Any way you sliced it, it was clear the engineer was sick.
Judith, the speech therapist, arrived, with a lot gaggle of nurses in tow, including Gary and a young, stocky guy named Tim, who looked like he was just out of college. Judith was diminutive in stature but that was about it. Her presence took over the entire room. “Okay, how are you this morning, Mr. Roeser?” she boomed.
Dad looked at her suspiciously. “I’m alright I guess. But first, I have to find the square root of the sum of these two dots…” He started to show her the paper and ramble on about the dots.
Judith quickly dismissed him and turned to us. “Okay, what’s going on with him?”
Mom was simple and direct in the face of this mini-hurricane of a person. “Well, we were hoping you could tell us.” Touché, Judith.
Then Mom proceeded to tell Judith the whole story, ending with the part about him not eating or getting any nourishment in three days. “Well, that’s why I’m here,” said Judith. “We’re going to determine how well he can swallow and then get him something today.” The nurses nodded in agreement and some rushed off to get supplies for Judith. It became very apparent that Judith ruled the roost, when she said “jump” the nurses asked “how high?” Finally, I thought, here’s a person who’s taking charge and going to get something done.
“Thank you,” I said, playing the game.
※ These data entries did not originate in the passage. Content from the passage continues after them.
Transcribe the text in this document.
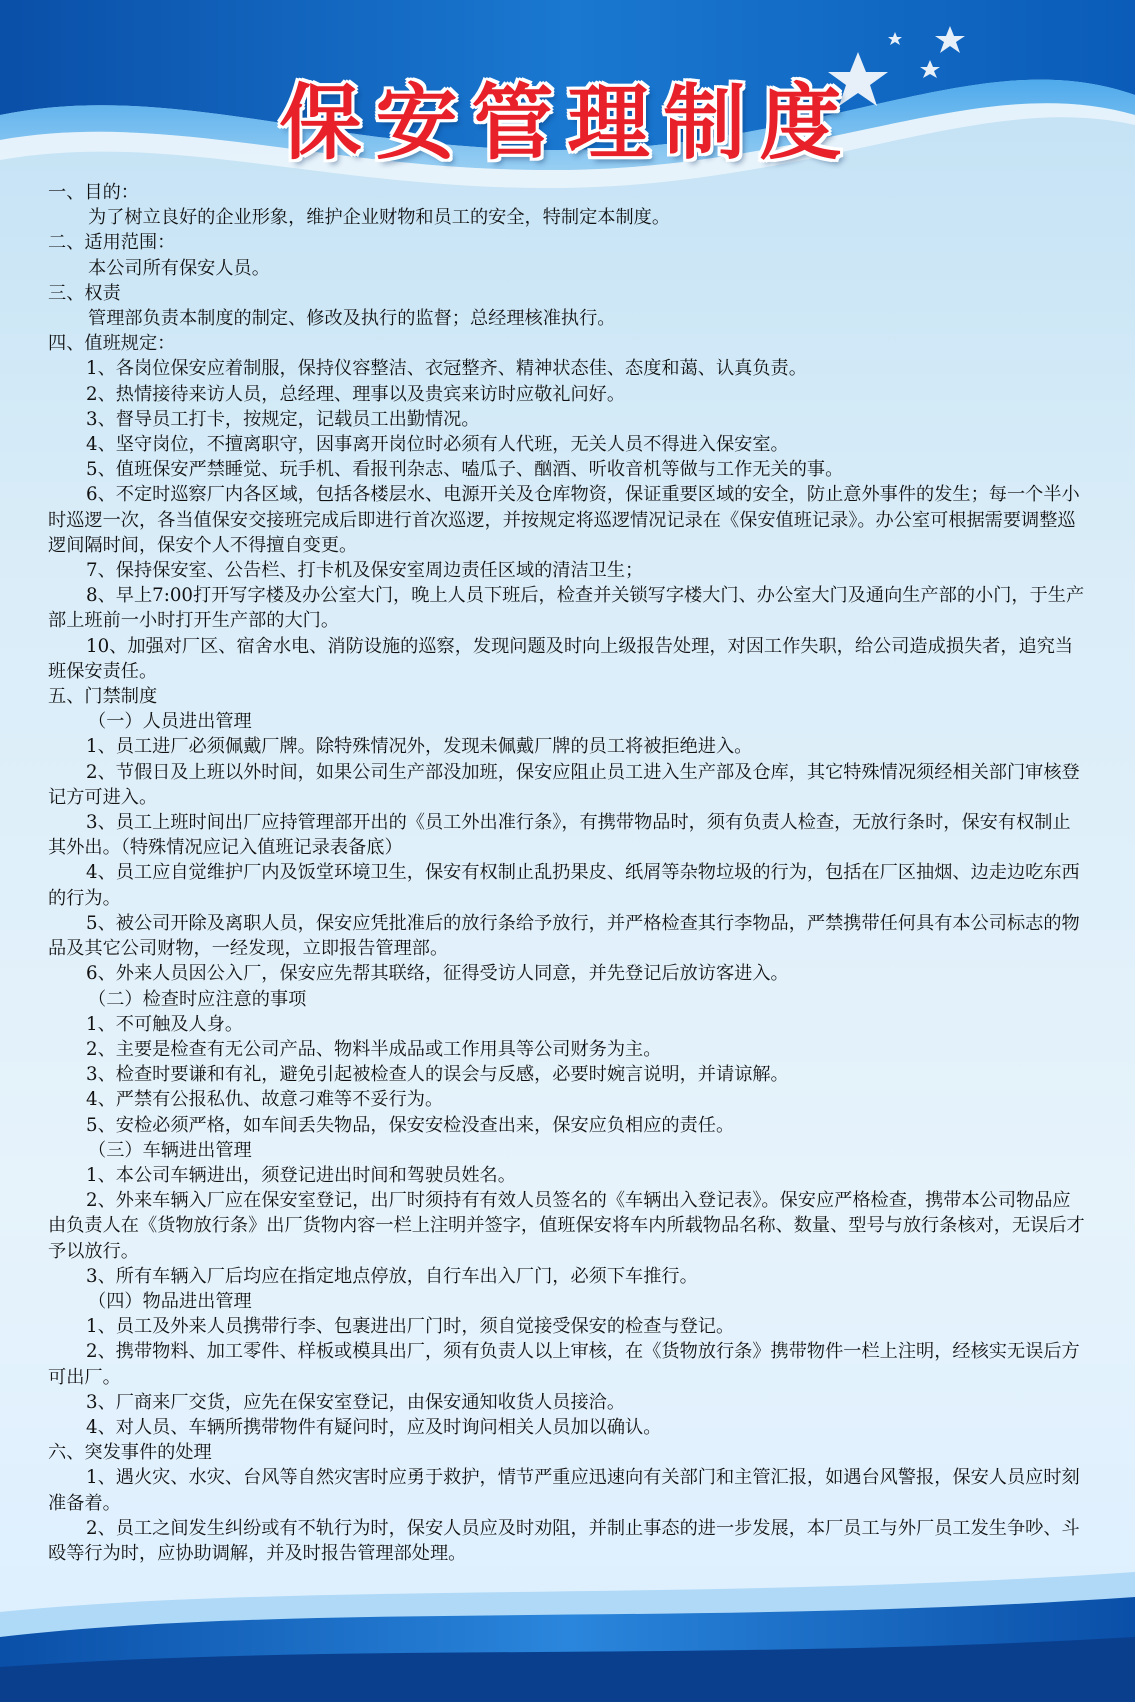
保安管理制度
一、目的：
为了树立良好的企业形象，维护企业财物和员工的安全，特制定本制度。
二、适用范围：
本公司所有保安人员。
三、权责
管理部负责本制度的制定、修改及执行的监督；总经理核准执行。
四、值班规定：
1、各岗位保安应着制服，保持仪容整洁、衣冠整齐、精神状态佳、态度和蔼、认真负责。
2、热情接待来访人员，总经理、理事以及贵宾来访时应敬礼问好。
3、督导员工打卡，按规定，记载员工出勤情况。
4、坚守岗位，不擅离职守，因事离开岗位时必须有人代班，无关人员不得进入保安室。
5、值班保安严禁睡觉、玩手机、看报刊杂志、嗑瓜子、酗酒、听收音机等做与工作无关的事。
6、不定时巡察厂内各区域，包括各楼层水、电源开关及仓库物资，保证重要区域的安全，防止意外事件的发生；每一个半小时巡逻一次，各当值保安交接班完成后即进行首次巡逻，并按规定将巡逻情况记录在《保安值班记录》。办公室可根据需要调整巡逻间隔时间，保安个人不得擅自变更。
7、保持保安室、公告栏、打卡机及保安室周边责任区域的清洁卫生；
8、早上7:00打开写字楼及办公室大门，晚上人员下班后，检查并关锁写字楼大门、办公室大门及通向生产部的小门，于生产部上班前一小时打开生产部的大门。
10、加强对厂区、宿舍水电、消防设施的巡察，发现问题及时向上级报告处理，对因工作失职，给公司造成损失者，追究当班保安责任。
五、门禁制度
（一）人员进出管理
1、员工进厂必须佩戴厂牌。除特殊情况外，发现未佩戴厂牌的员工将被拒绝进入。
2、节假日及上班以外时间，如果公司生产部没加班，保安应阻止员工进入生产部及仓库，其它特殊情况须经相关部门审核登记方可进入。
3、员工上班时间出厂应持管理部开出的《员工外出准行条》，有携带物品时，须有负责人检查，无放行条时，保安有权制止其外出。（特殊情况应记入值班记录表备底）
4、员工应自觉维护厂内及饭堂环境卫生，保安有权制止乱扔果皮、纸屑等杂物垃圾的行为，包括在厂区抽烟、边走边吃东西的行为。
5、被公司开除及离职人员，保安应凭批准后的放行条给予放行，并严格检查其行李物品，严禁携带任何具有本公司标志的物品及其它公司财物，一经发现，立即报告管理部。
6、外来人员因公入厂，保安应先帮其联络，征得受访人同意，并先登记后放访客进入。
（二）检查时应注意的事项
1、不可触及人身。
2、主要是检查有无公司产品、物料半成品或工作用具等公司财务为主。
3、检查时要谦和有礼，避免引起被检查人的误会与反感，必要时婉言说明，并请谅解。
4、严禁有公报私仇、故意刁难等不妥行为。
5、安检必须严格，如车间丢失物品，保安安检没查出来，保安应负相应的责任。
（三）车辆进出管理
1、本公司车辆进出，须登记进出时间和驾驶员姓名。
2、外来车辆入厂应在保安室登记，出厂时须持有有效人员签名的《车辆出入登记表》。保安应严格检查，携带本公司物品应由负责人在《货物放行条》出厂货物内容一栏上注明并签字，值班保安将车内所载物品名称、数量、型号与放行条核对，无误后才予以放行。
3、所有车辆入厂后均应在指定地点停放，自行车出入厂门，必须下车推行。
（四）物品进出管理
1、员工及外来人员携带行李、包裹进出厂门时，须自觉接受保安的检查与登记。
2、携带物料、加工零件、样板或模具出厂，须有负责人以上审核，在《货物放行条》携带物件一栏上注明，经核实无误后方可出厂。
3、厂商来厂交货，应先在保安室登记，由保安通知收货人员接洽。
4、对人员、车辆所携带物件有疑问时，应及时询问相关人员加以确认。
六、突发事件的处理
1、遇火灾、水灾、台风等自然灾害时应勇于救护，情节严重应迅速向有关部门和主管汇报，如遇台风警报，保安人员应时刻准备着。
2、员工之间发生纠纷或有不轨行为时，保安人员应及时劝阻，并制止事态的进一步发展，本厂员工与外厂员工发生争吵、斗殴等行为时，应协助调解，并及时报告管理部处理。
I told her how grateful we were for her help. She seemed like the kind of person who enjoyed getting their ego massaged.
A tray arrived with an array of swabs, juices, puddings and cupfuls of gelatinous liquids. Judith waved her hand and a nurse dutifully started to brush and swab Dad’s mouth and dentures. She tried to get Dad to drink small sips of apple juice but was having trouble swallowing. It was going down too fast, he was coughing and spitting up. He had no muscle control. It was like he was drowning from the sips. The nurses were afraid he was going to asphyxiate or get fluid in his lungs and get pneumonia. It was becoming clear to me that every step in the recovery process was delicate and had a potential setback, every remedy had a potential side effect.
Judith tried to get Dad to drink some of the gelatin from a cup. “Would you like some coffee?” she asked Dad. “I’d love some,” he said. But I’m sure he wasn’t expecting a tawny goo oozing from the styrofoam cup. It surprised him and while I’m certain that contributed to his problem drinking it down, the reality was, he couldn’t swallow. “That’s not coffee! What is that?” he protested. It was thickened coffee. Since thickened liquids went down the throat more slowly, there was more of a chance Dad could control his swallow. From the thick liquids, he could try apple sauce and pudding and eventually graduate to regular liquid and food. That was the hope anyway. But it wasn’t working out.
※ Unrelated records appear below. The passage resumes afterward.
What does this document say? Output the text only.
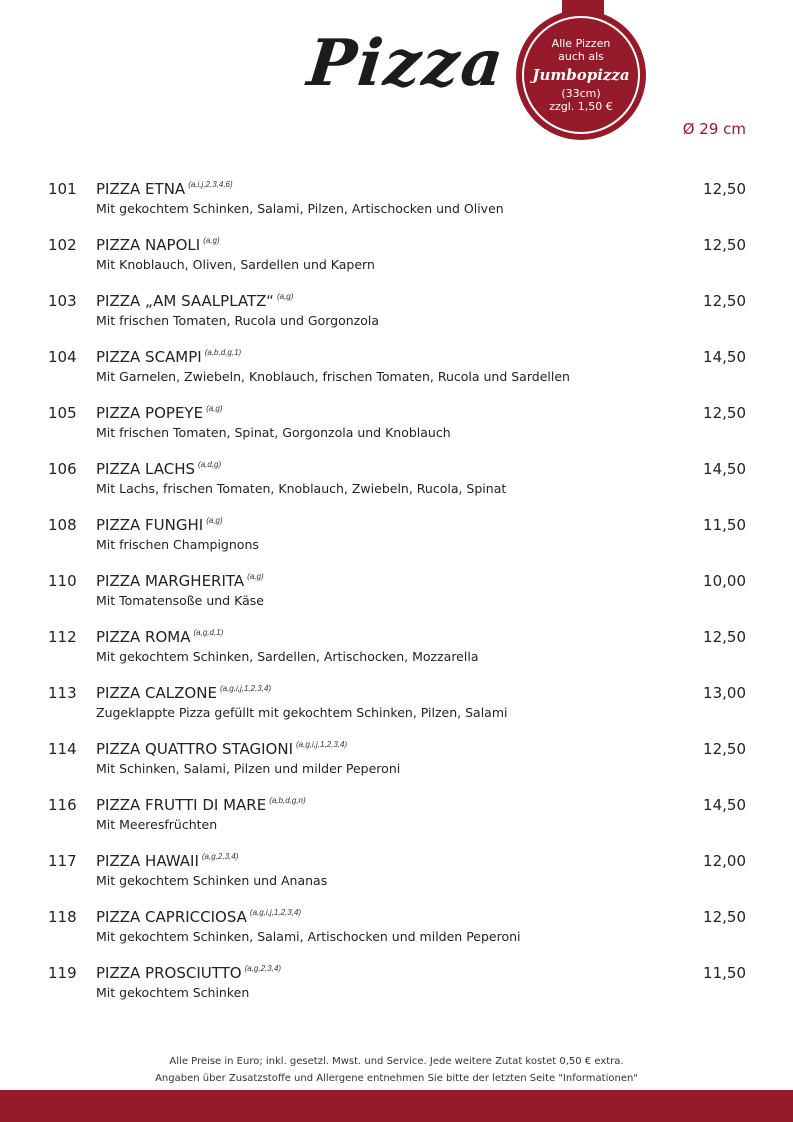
Pizza	Alle Pizzen
auch als
Jumbopizza
(33cm)
zzgl. 1,50 €
Ø 29 cm
101 PIZZA ETNA $^{(a,i,j,2,3,4,6)}$
Mit gekochtem Schinken, Salami, Pilzen, Artischocken und Oliven
12,50
102 PIZZA NAPOLI $^{(a,g)}$
Mit Knoblauch, Oliven, Sardellen und Kapern
12,50
103 PIZZA „AM SAALPLATZ“ $^{(a,g)}$
Mit frischen Tomaten, Rucola und Gorgonzola
12,50
104 PIZZA SCAMPI $^{(a,b,d,g,1)}$
Mit Garnelen, Zwiebeln, Knoblauch, frischen Tomaten, Rucola und Sardellen
14,50
105 PIZZA POPEYE $^{(a,g)}$
Mit frischen Tomaten, Spinat, Gorgonzola und Knoblauch
12,50
106 PIZZA LACHS $^{(a,d,g)}$
Mit Lachs, frischen Tomaten, Knoblauch, Zwiebeln, Rucola, Spinat
14,50
108 PIZZA FUNGHI $^{(a,g)}$
Mit frischen Champignons
11,50
110 PIZZA MARGHERITA $^{(a,g)}$
Mit Tomatensoße und Käse
10,00
112 PIZZA ROMA $^{(a,g,d,1)}$
Mit gekochtem Schinken, Sardellen, Artischocken, Mozzarella
12,50
113 PIZZA CALZONE $^{(a,g,i,j,1,2,3,4)}$
Zugeklappte Pizza gefüllt mit gekochtem Schinken, Pilzen, Salami
13,00
114 PIZZA QUATTRO STAGIONI $^{(a,g,i,j,1,2,3,4)}$
Mit Schinken, Salami, Pilzen und milder Peperoni
12,50
116 PIZZA FRUTTI DI MARE $^{(a,b,d,g,n)}$
Mit Meeresfrüchten
14,50
117 PIZZA HAWAII $^{(a,g,2,3,4)}$
Mit gekochtem Schinken und Ananas
12,00
118 PIZZA CAPRICCIOSA $^{(a,g,i,j,1,2,3,4)}$
Mit gekochtem Schinken, Salami, Artischocken und milden Peperoni
12,50
119 PIZZA PROSCIUTTO $^{(a,g,2,3,4)}$
Mit gekochtem Schinken
11,50
Alle Preise in Euro; inkl. gesetzl. Mwst. und Service. Jede weitere Zutat kostet 0,50 € extra.
Angaben über Zusatzstoffe und Allergene entnehmen Sie bitte der letzten Seite "Informationen"
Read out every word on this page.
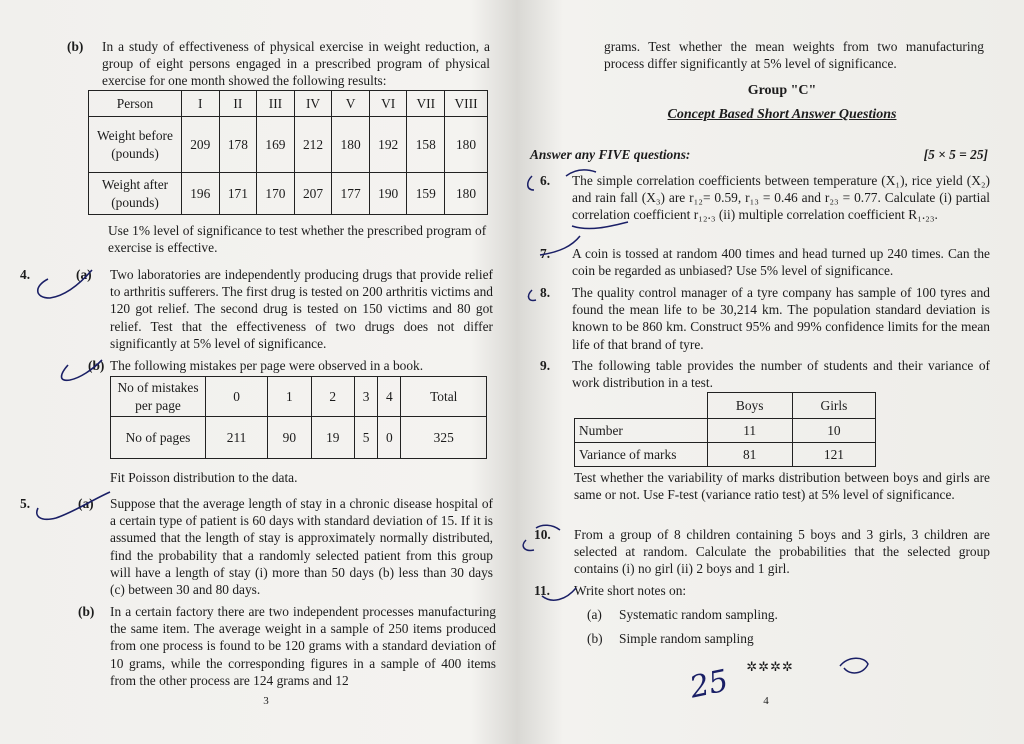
(b) In a study of effectiveness of physical exercise in weight reduction, a group of eight persons engaged in a prescribed program of physical exercise for one month showed the following results:
Person	I	II	III	IV	V	VI	VII	VIII
Weight before (pounds)	209	178	169	212	180	192	158	180
Weight after (pounds)	196	171	170	207	177	190	159	180
Use 1% level of significance to test whether the prescribed program of exercise is effective.
4.	(a) Two laboratories are independently producing drugs that provide relief to arthritis sufferers. The first drug is tested on 200 arthritis victims and 120 got relief. The second drug is tested on 150 victims and 80 got relief. Test that the effectiveness of two drugs does not differ significantly at 5% level of significance.
(b) The following mistakes per page were observed in a book.
No of mistakes per page	0	1	2	3	4	Total
No of pages	211	90	19	5	0	325
Fit Poisson distribution to the data.
5.	(a) Suppose that the average length of stay in a chronic disease hospital of a certain type of patient is 60 days with standard deviation of 15. If it is assumed that the length of stay is approximately normally distributed, find the probability that a randomly selected patient from this group will have a length of stay (i) more than 50 days (b) less than 30 days (c) between 30 and 80 days.
(b) In a certain factory there are two independent processes manufacturing the same item. The average weight in a sample of 250 items produced from one process is found to be 120 grams with a standard deviation of 10 grams, while the corresponding figures in a sample of 400 items from the other process are 124 grams and 12
3
grams. Test whether the mean weights from two manufacturing process differ significantly at 5% level of significance.
Group "C"
Concept Based Short Answer Questions
Answer any FIVE questions:	[5 × 5 = 25]
6. The simple correlation coefficients between temperature (X₁), rice yield (X₂) and rain fall (X₃) are r₁₂= 0.59, r₁₃ = 0.46 and r₂₃ = 0.77. Calculate (i) partial correlation coefficient r₁₂.₃ (ii) multiple correlation coefficient R₁.₂₃.
7. A coin is tossed at random 400 times and head turned up 240 times. Can the coin be regarded as unbiased? Use 5% level of significance.
8. The quality control manager of a tyre company has sample of 100 tyres and found the mean life to be 30,214 km. The population standard deviation is known to be 860 km. Construct 95% and 99% confidence limits for the mean life of that brand of tyre.
9. The following table provides the number of students and their variance of work distribution in a test.
	Boys	Girls
Number	11	10
Variance of marks	81	121
Test whether the variability of marks distribution between boys and girls are same or not. Use F-test (variance ratio test) at 5% level of significance.
10. From a group of 8 children containing 5 boys and 3 girls, 3 children are selected at random. Calculate the probabilities that the selected group contains (i) no girl (ii) 2 boys and 1 girl.
11. Write short notes on:
(a) Systematic random sampling.
(b) Simple random sampling
✲✲✲✲
4
25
Judith then cleared her throat, as if to let the whole room know she was about to make a declaration. “This isn’t going to work and I have to go and find out what has been ordered by the doctor. We might need a feeding tube.”
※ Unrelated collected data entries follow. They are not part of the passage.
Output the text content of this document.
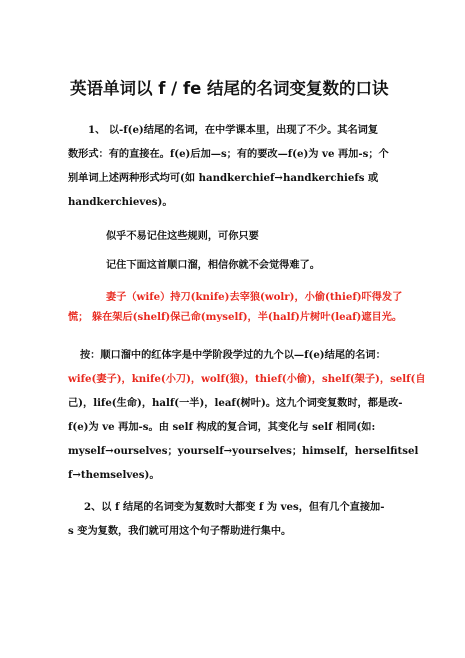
英语单词以 f / fe 结尾的名词变复数的口诀
1、 以-f(e)结尾的名词，在中学课本里，出现了不少。其名词复
数形式：有的直接在。f(e)后加—s；有的要改—f(e)为 ve 再加-s；个
别单词上述两种形式均可(如 handkerchief→handkerchiefs 或
handkerchieves)。
似乎不易记住这些规则，可你只要
记住下面这首顺口溜，相信你就不会觉得难了。
妻子（wife）持刀(knife)去宰狼(wolr)，小偷(thief)吓得发了
慌； 躲在架后(shelf)保己命(myself)，半(half)片树叶(leaf)遮目光。
按：顺口溜中的红体字是中学阶段学过的九个以—f(e)结尾的名词：
wife(妻子)，knife(小刀)，wolf(狼)，thief(小偷)，shelf(架子)，self(自
己)，life(生命)，half(一半)，leaf(树叶)。这九个词变复数时，都是改-
f(e)为 ve 再加-s。由 self 构成的复合词，其变化与 self 相同(如:
myself→ourselves；yourself→yourselves；himself，herselfitsel
f→themselves)。
2、以 f 结尾的名词变为复数时大都变 f 为 ves，但有几个直接加-
s 变为复数，我们就可用这个句子帮助进行集中。
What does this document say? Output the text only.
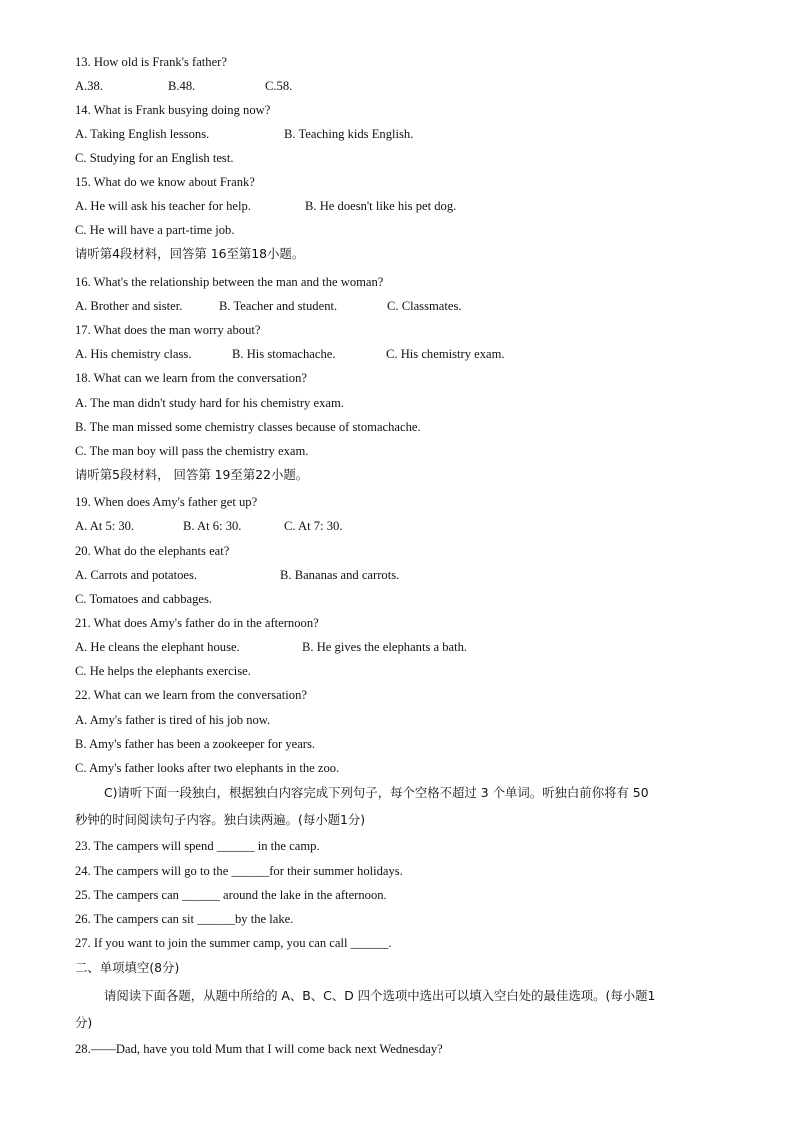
13. How old is Frank's father?
A.38.	B.48.	C.58.
14. What is Frank busying doing now?
A. Taking English lessons.	B. Teaching kids English.
C. Studying for an English test.
15. What do we know about Frank?
A. He will ask his teacher for help.	B. He doesn't like his pet dog.
C. He will have a part-time job.
请听第4段材料，回答第 16至第18小题。
16. What's the relationship between the man and the woman?
A. Brother and sister.	B. Teacher and student.	C. Classmates.
17. What does the man worry about?
A. His chemistry class.	B. His stomachache.	C. His chemistry exam.
18. What can we learn from the conversation?
A. The man didn't study hard for his chemistry exam.
B. The man missed some chemistry classes because of stomachache.
C. The man boy will pass the chemistry exam.
请听第5段材料， 回答第 19至第22小题。
19. When does Amy's father get up?
A. At 5: 30.	B. At 6: 30.	C. At 7: 30.
20. What do the elephants eat?
A. Carrots and potatoes.	B. Bananas and carrots.
C. Tomatoes and cabbages.
21. What does Amy's father do in the afternoon?
A. He cleans the elephant house.	B. He gives the elephants a bath.
C. He helps the elephants exercise.
22. What can we learn from the conversation?
A. Amy's father is tired of his job now.
B. Amy's father has been a zookeeper for years.
C. Amy's father looks after two elephants in the zoo.
C)请听下面一段独白，根据独白内容完成下列句子，每个空格不超过 3 个单词。听独白前你将有 50
秒钟的时间阅读句子内容。独白读两遍。(每小题1分)
23. The campers will spend ______ in the camp.
24. The campers will go to the ______for their summer holidays.
25. The campers can ______ around the lake in the afternoon.
26. The campers can sit ______by the lake.
27. If you want to join the summer camp, you can call ______.
二、单项填空(8分)
请阅读下面各题，从题中所给的 A、B、C、D 四个选项中选出可以填入空白处的最佳选项。(每小题1
分)
28.——Dad, have you told Mum that I will come back next Wednesday?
Oh boy, nobody is on the same page here.
Mom explained to Judith that a decision was made to not introduce a feeding tube– a nutrient bag and PICC line was going to be ordered instead.
“I’m going to look into that status of that. Insurance doesn’t always cover it,” Judith said. Mom told her that we wanted the bag, whether insurance covered it or not. “It’s about $300 a day,” Judith said.
“I can afford it,” said Mom.
I didn’t know if that was true– $300 a day would add up quickly over the long haul, but it didn’t matter. Dad needed it. Judith assured us that she’d go find out what the status was with the parenteral bag and come right back. She left and the nurses followed, like ducklings. All the cups were left in the room.
Dad looked at us. “They’re trying to torture me by not feeding me. They’re keeping me here against my will. They’re trying to poison me. That’s not coffee. Does that look like coffee to you?” He then asked to see the cups and wanted me to mark them with dots. I dotted the cups according to his strict instructions. He was secretly marking all the items that were instruments of his torture. I was his accomplice. I played along as he had me mark up cups and other objects with his coded dots. He understood what the dots meant and he trusted I was in on his secret.
It was us against the hospital. I was his ally.
I was at this for at least an hour, when it dawned on me that Judith still hadn’t returned. I went looking for her and found her chatting away with someone at the floor nurses’ station. I stood and stared at her, flashing her the we’re-still-waiting-for-you look. When she saw me looking at her, she moved her conversation behind a wall out of my sight, which really ticked me off. I can’t stand empty promises and my earlier thought of Judith as a positive go-getting problem solver, albeit with a Napoleon complex, quickly eroded. I moved around to where I could see her again and again, locked in on her. She saw me and moved again, out of the line of sight. I’m usually not quick to judge but I clearly saw this as a sign of disrespect. Because she either didn’t have an answer for us about the nutrient bag or hadn’t bothered yet to look into it, she had decided to just run away from the responsibility of telling us about its status. That what’s I felt anyway. She wasn’t a pro, she was the opposite. On the other hand, I realized she most likely was dealing with a lot of patients at once and might have gotten sidetracked. And she also might indeed be working on getting the nutrient bag expedited. But I didn’t know to for sure. And it seemed to me that if Judith had an answer (any answer) then she ought to share that with us and not hide. The underlying reality seemed to be that here in Judith’s little fiefdom, to admit failure or that you don’t know the answer to something, was out of the question.
Maybe it was Dad and me versus the hospital after all.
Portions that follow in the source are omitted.